I don’t think he will schedule a vote without a majority of the majority. He has been a chickshit coward, afraid to stand up to the Tea Party for the last two years, I see no reason to think he will change now, unless it is to add a poison pill spending cut amendment that will never pass the Senate. Chickenshit.

Passed.

This cracks me up. Norquist spinning away:

G’head. You try to stay relevant.

I can not improve upon this post in any way!

I support it for now as it won’t at least garnish my upcoming paychecks and when the new House gets in, they can really start to work out the foundations for a true Grand Plan…my hope is that now that it has passed Congress won’t just sit on their kiesters but push for something even better in the next two months before Fiscal Cliff II: Eletric Boogaloo hits us…

Also I coundn’t find anything about the lf the “Dairy Cliff” was averted…does anyone know if that dairy farm subsudity got saved or will I be paying $13 for Milk tomorrow (it’s already OVER $7 here in Hawaii…)

Anyone have the breakdown of the vote by party? Doesn’t seem to be up in the House website yet

My understanding is that the milk issue was part of the “cliff” bill the Senate passed, and the house just ratified that.

85/245 Republicans and 172/200 Democrats voted in favor of the bill.
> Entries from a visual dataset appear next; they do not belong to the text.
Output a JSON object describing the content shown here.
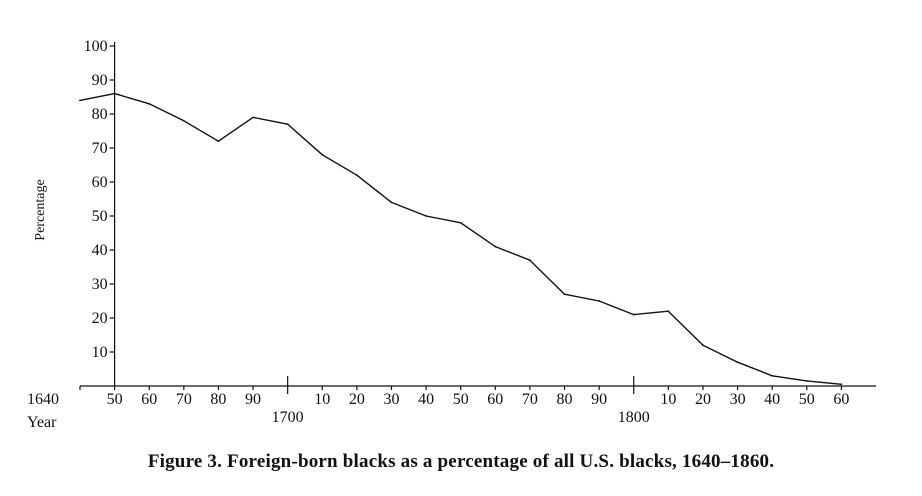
{
  "caption": "Figure 3. Foreign-born blacks as a percentage of all U.S. blacks, 1640–1860.",
  "chart_data": {
    "type": "line",
    "title": "Figure 3. Foreign-born blacks as a percentage of all U.S. blacks, 1640–1860.",
    "xlabel": "Year",
    "ylabel": "Percentage",
    "xlim": [
      1640,
      1870
    ],
    "ylim": [
      0,
      100
    ],
    "y_ticks": [
      10,
      20,
      30,
      40,
      50,
      60,
      70,
      80,
      90,
      100
    ],
    "x_tick_values": [
      1640,
      1650,
      1660,
      1670,
      1680,
      1690,
      1700,
      1710,
      1720,
      1730,
      1740,
      1750,
      1760,
      1770,
      1780,
      1790,
      1800,
      1810,
      1820,
      1830,
      1840,
      1850,
      1860
    ],
    "x_tick_labels": [
      "1640",
      "50",
      "60",
      "70",
      "80",
      "90",
      "",
      "10",
      "20",
      "30",
      "40",
      "50",
      "60",
      "70",
      "80",
      "90",
      "",
      "10",
      "20",
      "30",
      "40",
      "50",
      "60"
    ],
    "century_labels": [
      {
        "x": 1700,
        "label": "1700"
      },
      {
        "x": 1800,
        "label": "1800"
      }
    ],
    "grid": false,
    "series": [
      {
        "x": [
          1640,
          1650,
          1660,
          1670,
          1680,
          1690,
          1700,
          1710,
          1720,
          1730,
          1740,
          1750,
          1760,
          1770,
          1780,
          1790,
          1800,
          1810,
          1820,
          1830,
          1840,
          1850,
          1860
        ],
        "values": [
          84,
          86,
          83,
          78,
          72,
          79,
          77,
          68,
          62,
          54,
          50,
          48,
          41,
          37,
          27,
          25,
          21,
          22,
          12,
          7,
          3,
          1.5,
          0.5
        ]
      }
    ]
  }
}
Some didn’t vote so I don’t know the nays.

Seems like the analysis I read a week ago was right, the failure of Plan B lead to a more Democratic bill after all.

I think that was pretty self-evident unless there was to be no compromise at all.
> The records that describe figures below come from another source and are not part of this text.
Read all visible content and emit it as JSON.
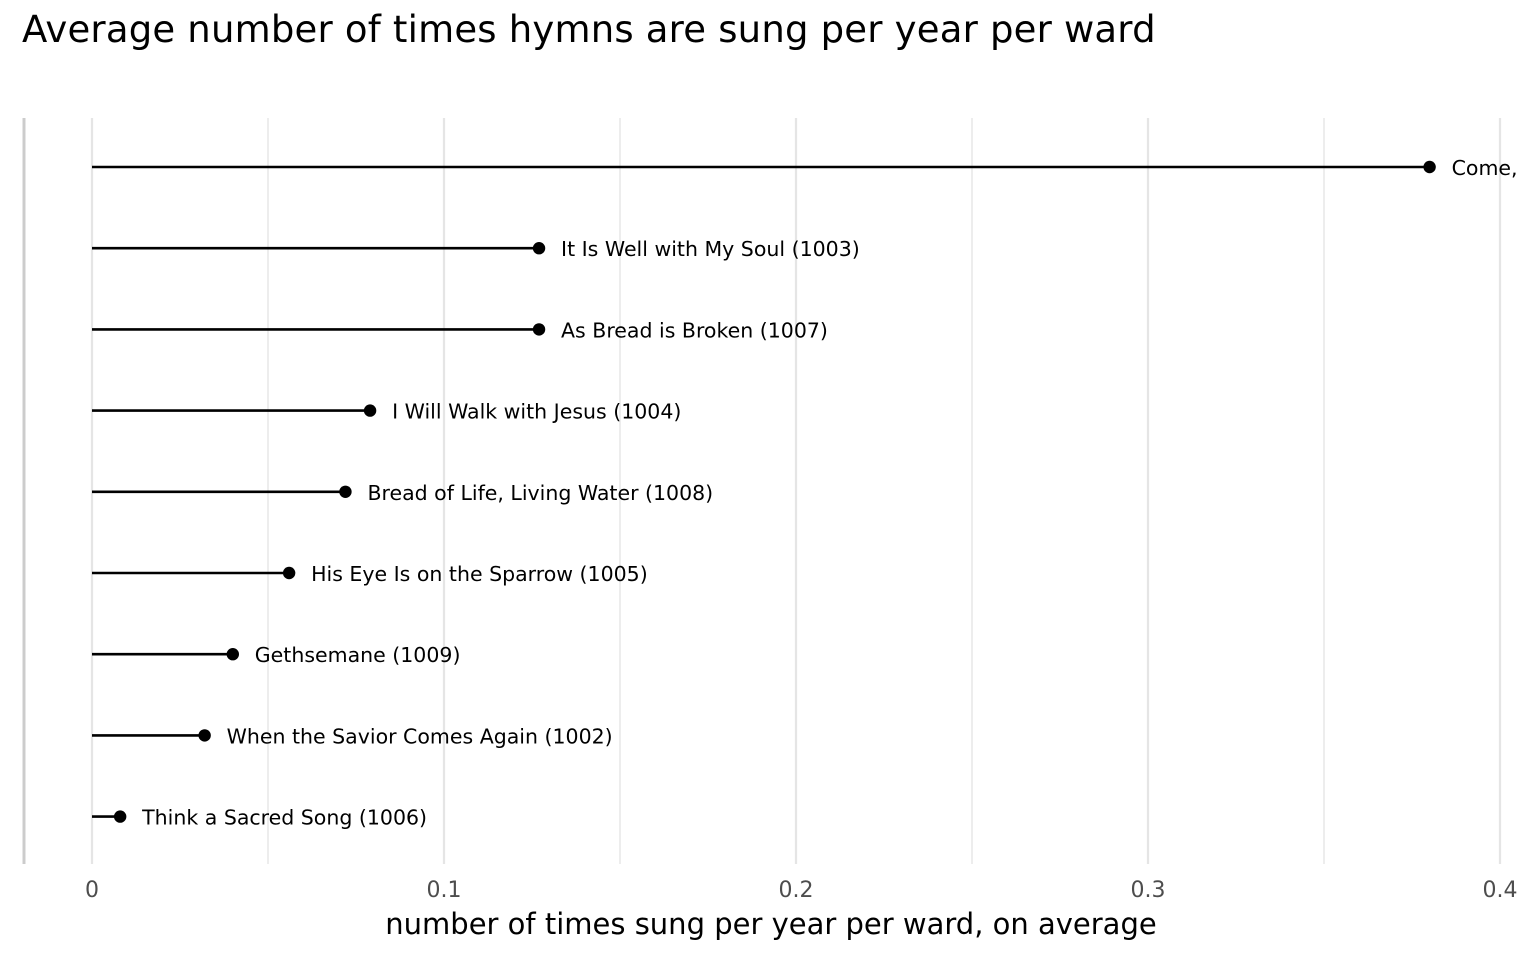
{
  "chart_data": {
    "type": "lollipop",
    "title": "Average number of times hymns are sung per year per ward",
    "xlabel": "number of times sung per year per ward, on average",
    "ylabel": "",
    "xlim": [
      0,
      0.4
    ],
    "x_ticks": [
      0,
      0.1,
      0.2,
      0.3,
      0.4
    ],
    "x_tick_labels": [
      "0",
      "0.1",
      "0.2",
      "0.3",
      "0.4"
    ],
    "grid": true,
    "legend": "none",
    "points": [
      {
        "label": "Come,",
        "value": 0.38
      },
      {
        "label": "It Is Well with My Soul (1003)",
        "value": 0.127
      },
      {
        "label": "As Bread is Broken (1007)",
        "value": 0.127
      },
      {
        "label": "I Will Walk with Jesus (1004)",
        "value": 0.079
      },
      {
        "label": "Bread of Life, Living Water (1008)",
        "value": 0.072
      },
      {
        "label": "His Eye Is on the Sparrow (1005)",
        "value": 0.056
      },
      {
        "label": "Gethsemane (1009)",
        "value": 0.04
      },
      {
        "label": "When the Savior Comes Again (1002)",
        "value": 0.032
      },
      {
        "label": "Think a Sacred Song (1006)",
        "value": 0.008
      }
    ]
  },
  "colors": {
    "stem": "#000000",
    "point": "#000000",
    "grid": "#e5e5e5",
    "axis_line": "#cccccc",
    "tick_label": "#4d4d4d",
    "text": "#000000"
  }
}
I’m surprised they got 85 Republicans to support it. Still too many Reps voted against it. I can’t imagine what they were thinking, this was probably the last compromise bill to be offered, they must have known it was either gonna be this or nothing and a huge majority of them voted for nothing! Its unbelievable! Well, not unbelievable, just…I dunno, hard to imagine these idiots are in government. Fuck, these people piss me off

Untrue. You responded to Der Trihs’s assertion that the rich have most and ever more of the money in the nation and need to be taxed much more with a reference to single tax which falls heavily upon high incomes. That’s deception, deliberate or no. You can do better than that.

Please. I’m neither. If you want to call me a liar, open a pit thread.
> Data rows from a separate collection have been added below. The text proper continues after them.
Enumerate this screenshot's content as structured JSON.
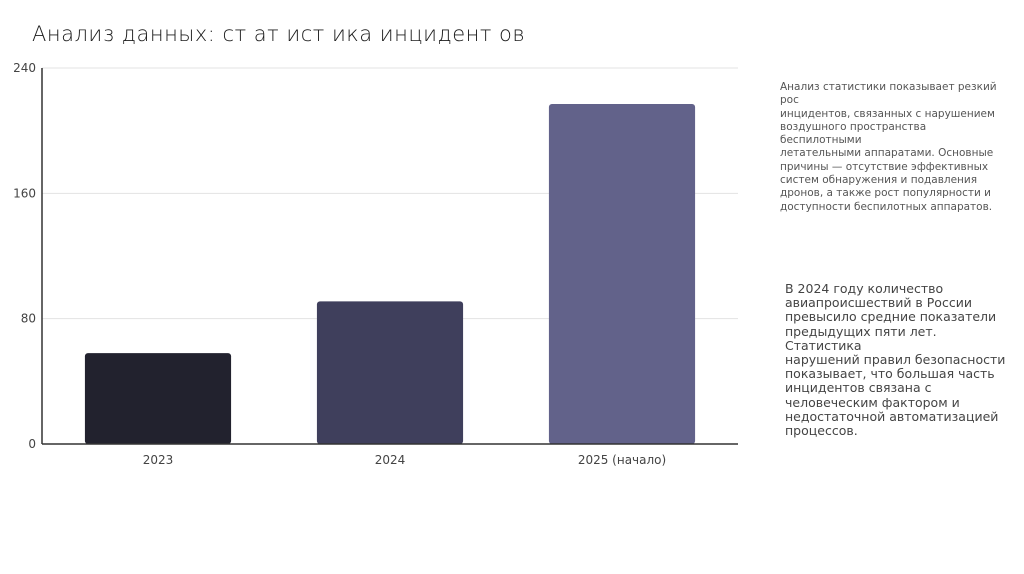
{
  "title": "Анализ данных: ст ат ист ика инцидент ов",
  "chart_data": {
    "type": "bar",
    "categories": [
      "2023",
      "2024",
      "2025 (начало)"
    ],
    "values": [
      58,
      91,
      217
    ],
    "ylim": [
      0,
      240
    ],
    "yticks": [
      0,
      80,
      160,
      240
    ],
    "grid": true,
    "colors": [
      "#22222e",
      "#3f3f5c",
      "#62628a"
    ]
  },
  "notes": {
    "analysis": "Анализ статистики показывает резкий рос\nинцидентов, связанных с нарушением\nвоздушного пространства беспилотными\nлетательными аппаратами. Основные\nпричины — отсутствие эффективных\nсистем обнаружения и подавления\nдронов, а также рост популярности и\nдоступности беспилотных аппаратов.",
    "stats_2024": "В 2024 году количество\nавиапроисшествий в России\nпревысило средние показатели\nпредыдущих пяти лет. Статистика\nнарушений правил безопасности\nпоказывает, что большая часть\nинцидентов связана с\nчеловеческим фактором и\nнедостаточной автоматизацией\nпроцессов."
  }
}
I think you and I have been going on about this for a decade. You do this over and over and over again and it serves no purpose other than distract from the topic of the thread, which is FEDERAL TAXES.

Look, this thread is about the bill passed by the Senate, and it deals with federal taxes. If you want to talk about how EACH INDIVIDUAL STATE needs to adjust its tax structure to make it more progressive, then please do so. But don’t expect the federal government to do this.

Yes, I ignored FICA. And I did that on purpose, because it’s a different kind of tax. We pay into it with an expectation that what we get back is based to a large degree on what we pay into it. But if you want to include that in the calculus, it really doesn’t change things qualitatively wrt my response to Der Trihs.

So, I stand by my statement that AT THE FEDERAL LEVEL, the idea that “the rich” are being carried on the backs of the rest of the country is simply not true.

Please note that I specifically said if you wanted to zero in on a tiny subset of “the rich” who get by paying little or no taxes, then I’m with you. Change AMT so that people like Romney have to pay higher taxes on dividend income. Change the rule that allows hedge fund managers to claim “carried interest” income and escape normal income tax rates. I’ve been on board with that for years.

But don’t go on about “the rich” riding on the backs of the rest of us.